To tie this concept more directly to the sales and marketing front, Atlassian stands out. As one of the few Australian unicorn companies, their lack of sales team has generated a lot of buzz. While potentially alarming at first, it is relatively easy to see this success is attributed to founders devoted to the need for their own product, building a culture where people want to work, and making all aspects of the company, to some extent, marketing. By creating a product that they loved themselves and employees that wanted to work there, the marketing came from largely word of mouth. Combined with distributing their software for free, Atlassian blossomed into a massive company. Co-founder Scott Farquhar notes, “I passionately believe about giving experience. Mainly to employees but also to customers… People remember experiences that you give them.In other words, your own employees should be your brand’s biggest advocate, and their actions will help a product sell itself.
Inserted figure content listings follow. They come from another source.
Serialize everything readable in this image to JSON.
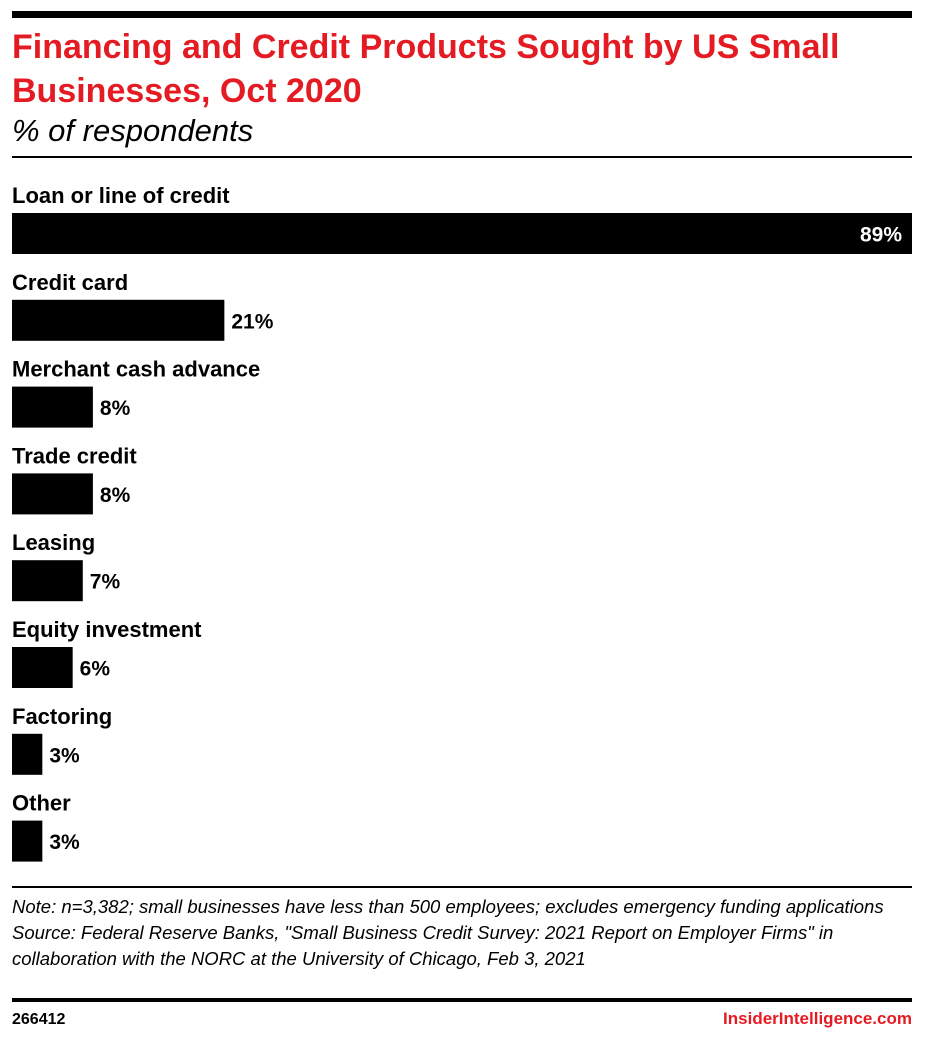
{
  "header": {
    "title": "Financing and Credit Products Sought by US Small Businesses, Oct 2020",
    "subtitle": "% of respondents"
  },
  "chart_data": {
    "type": "bar",
    "orientation": "horizontal",
    "categories": [
      "Loan or line of credit",
      "Credit card",
      "Merchant cash advance",
      "Trade credit",
      "Leasing",
      "Equity investment",
      "Factoring",
      "Other"
    ],
    "values": [
      89,
      21,
      8,
      8,
      7,
      6,
      3,
      3
    ],
    "value_labels": [
      "89%",
      "21%",
      "8%",
      "8%",
      "7%",
      "6%",
      "3%",
      "3%"
    ],
    "xlim": [
      0,
      89
    ],
    "grid": false,
    "bar_color": "#000000"
  },
  "footer": {
    "note": "Note: n=3,382; small businesses have less than 500 employees; excludes emergency funding applications",
    "source": "Source: Federal Reserve Banks, \"Small Business Credit Survey: 2021 Report on Employer Firms\" in collaboration with the NORC at the University of Chicago, Feb 3, 2021",
    "chart_id": "266412",
    "brand": "InsiderIntelligence.com"
  },
  "colors": {
    "accent": "#e41b23",
    "bar": "#000000",
    "value_inside": "#ffffff",
    "value_outside": "#000000"
  }
}
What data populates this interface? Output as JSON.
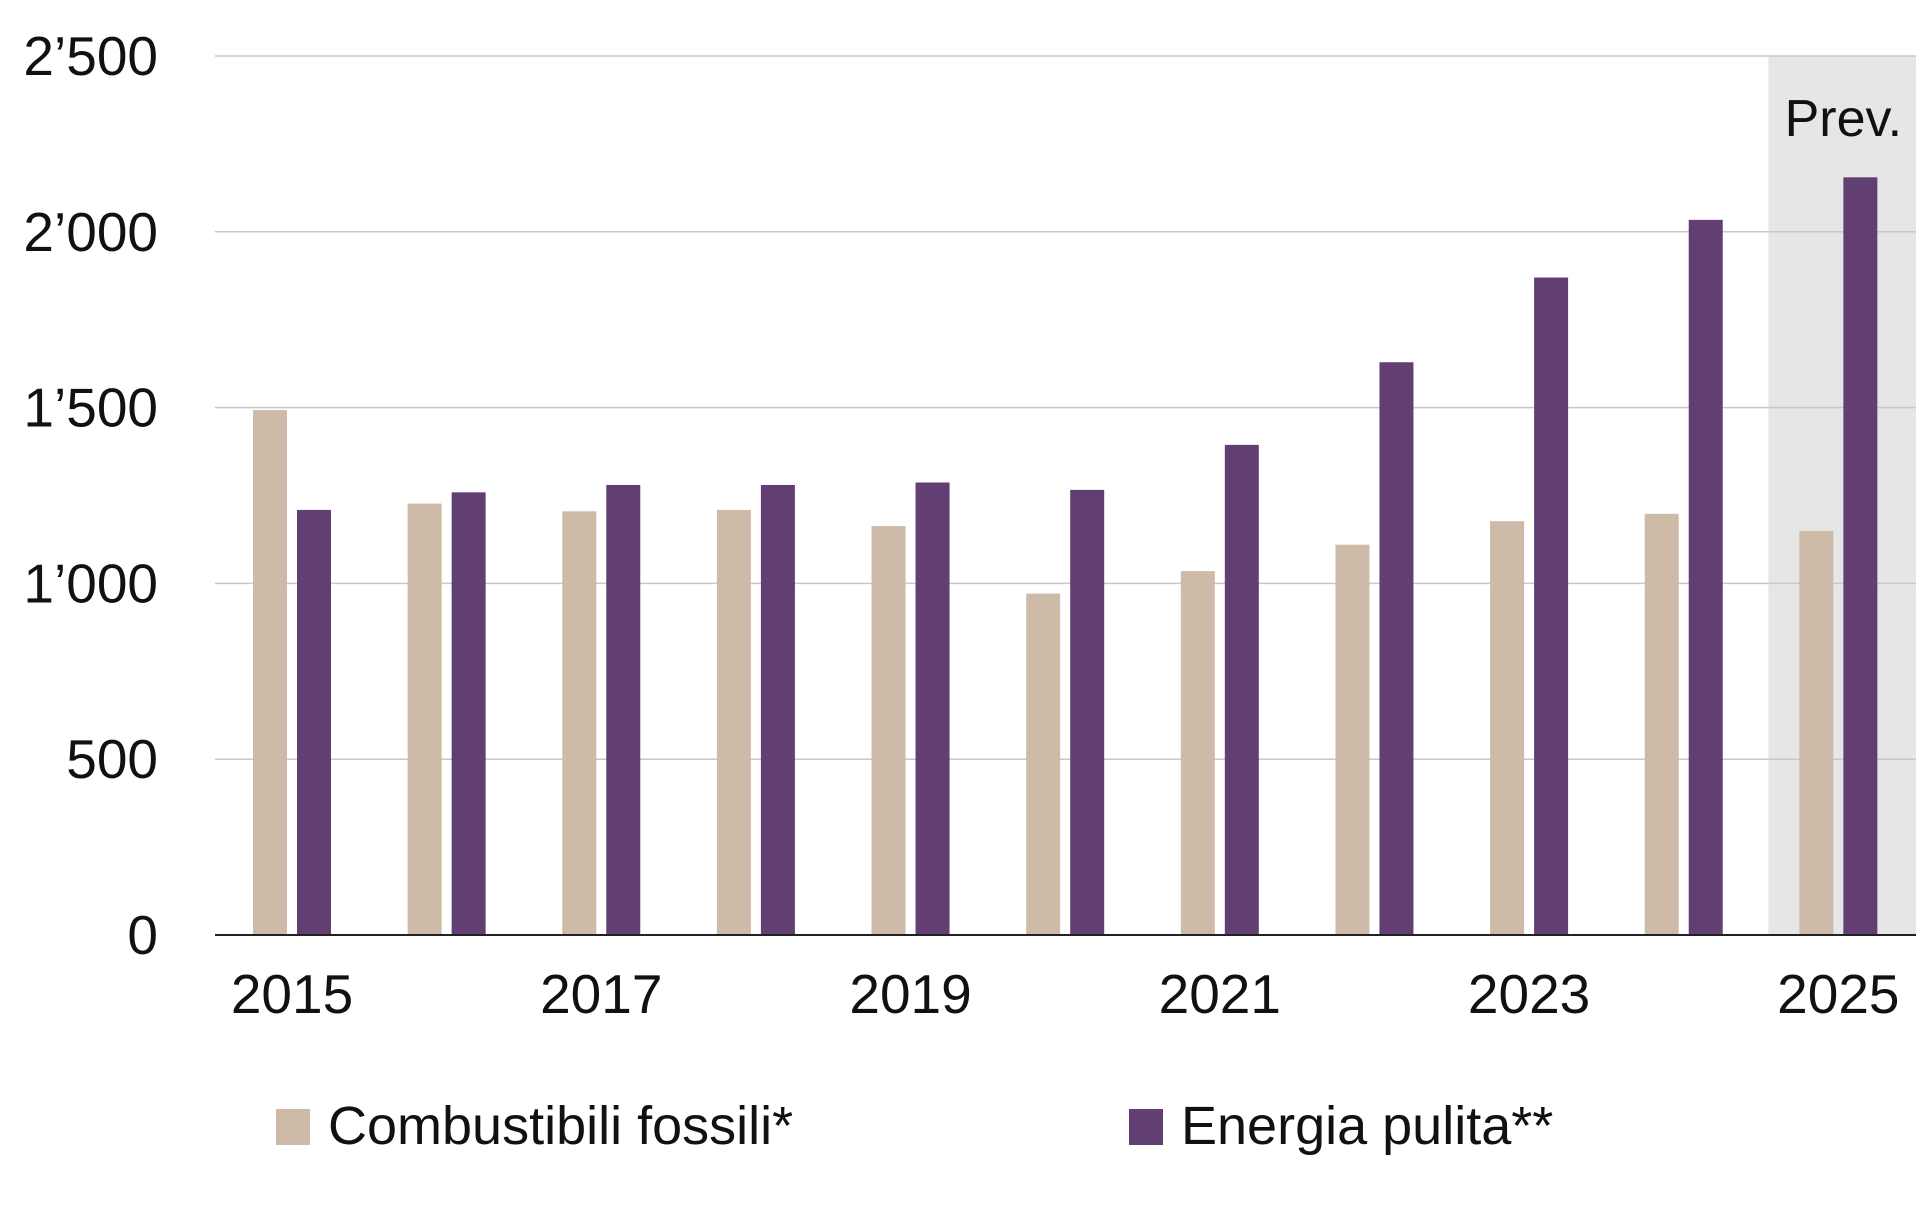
{
  "chart_data": {
    "type": "bar",
    "title": "",
    "xlabel": "",
    "ylabel": "",
    "ylim": [
      0,
      2500
    ],
    "yticks": [
      0,
      500,
      1000,
      1500,
      2000,
      2500
    ],
    "ytick_labels": [
      "0",
      "500",
      "1’000",
      "1’500",
      "2’000",
      "2’500"
    ],
    "categories": [
      "2015",
      "2016",
      "2017",
      "2018",
      "2019",
      "2020",
      "2021",
      "2022",
      "2023",
      "2024",
      "2025"
    ],
    "xtick_labels": [
      "2015",
      "",
      "2017",
      "",
      "2019",
      "",
      "2021",
      "",
      "2023",
      "",
      "2025"
    ],
    "grid": true,
    "legend_position": "bottom",
    "forecast_label": "Prev.",
    "forecast_categories": [
      "2025"
    ],
    "series": [
      {
        "name": "Combustibili fossili*",
        "color": "#cdbba8",
        "values": [
          1493,
          1227,
          1205,
          1209,
          1163,
          971,
          1035,
          1110,
          1177,
          1198,
          1149
        ]
      },
      {
        "name": "Energia pulita**",
        "color": "#613f73",
        "values": [
          1209,
          1259,
          1280,
          1280,
          1287,
          1266,
          1394,
          1629,
          1870,
          2034,
          2155
        ]
      }
    ]
  }
}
In the same vein, Palantir, backed with a 0 dollar marketing budget, relies nearly entirely on the passion of its employees to drive and perfect it’s product. As one of the most valuable privately held companies in the valley, it’s safe to say the tactic is working.

A Product Is Worth a Thousand Words

Aside the more intangible changes of culture, the answer isn’t to stop tracking points – in fact, tracking is as relevant as ever – but to approach how we integrate conversations into marketing, sales, and, most importantly, product differently. As companies break down their multi-channel induced silos, they need to integrate customer interactions with how they build their product.

I think summary of all of this can come from a talk I went to with Eone Watch’s founder, Hyungsoo Kim. In his attempt to make a watch for the blind, he quickly realized that his perceptions of building and selling the product were completely wrong. He had made a series of assumptions about the blind, including that they could read braille and wouldn’t care as much about the appearance of the watch. In testing, soon realized how painfully wrong he was, with around 10% of his test users knowing braille and appearance being one of the most asked questions. Bringing the product back to the drawing board, the watch was re-designed to be appealing and usable to blind and sighted alike, an intuition that only came from having blind people work closely with the product team.

While companies talk to a variety of customers, usually not as specific of a market segment as the one targeted by Hyungsoo, it is easy to make a number of simplifications and projections based off what we as businesses feel like we should be focusing on and what people will want. Multi-channel, as Professor Wind examined and built on, is necessarily reactive. It precludes companies from seeing the underlying motivations behind customers and precludes them from building their best products. If we follow stories, rather than words and points, it’ll be much easier to predict the next chapter. So let’s stop thinking of marketing and customer service as pages, but rather books about people.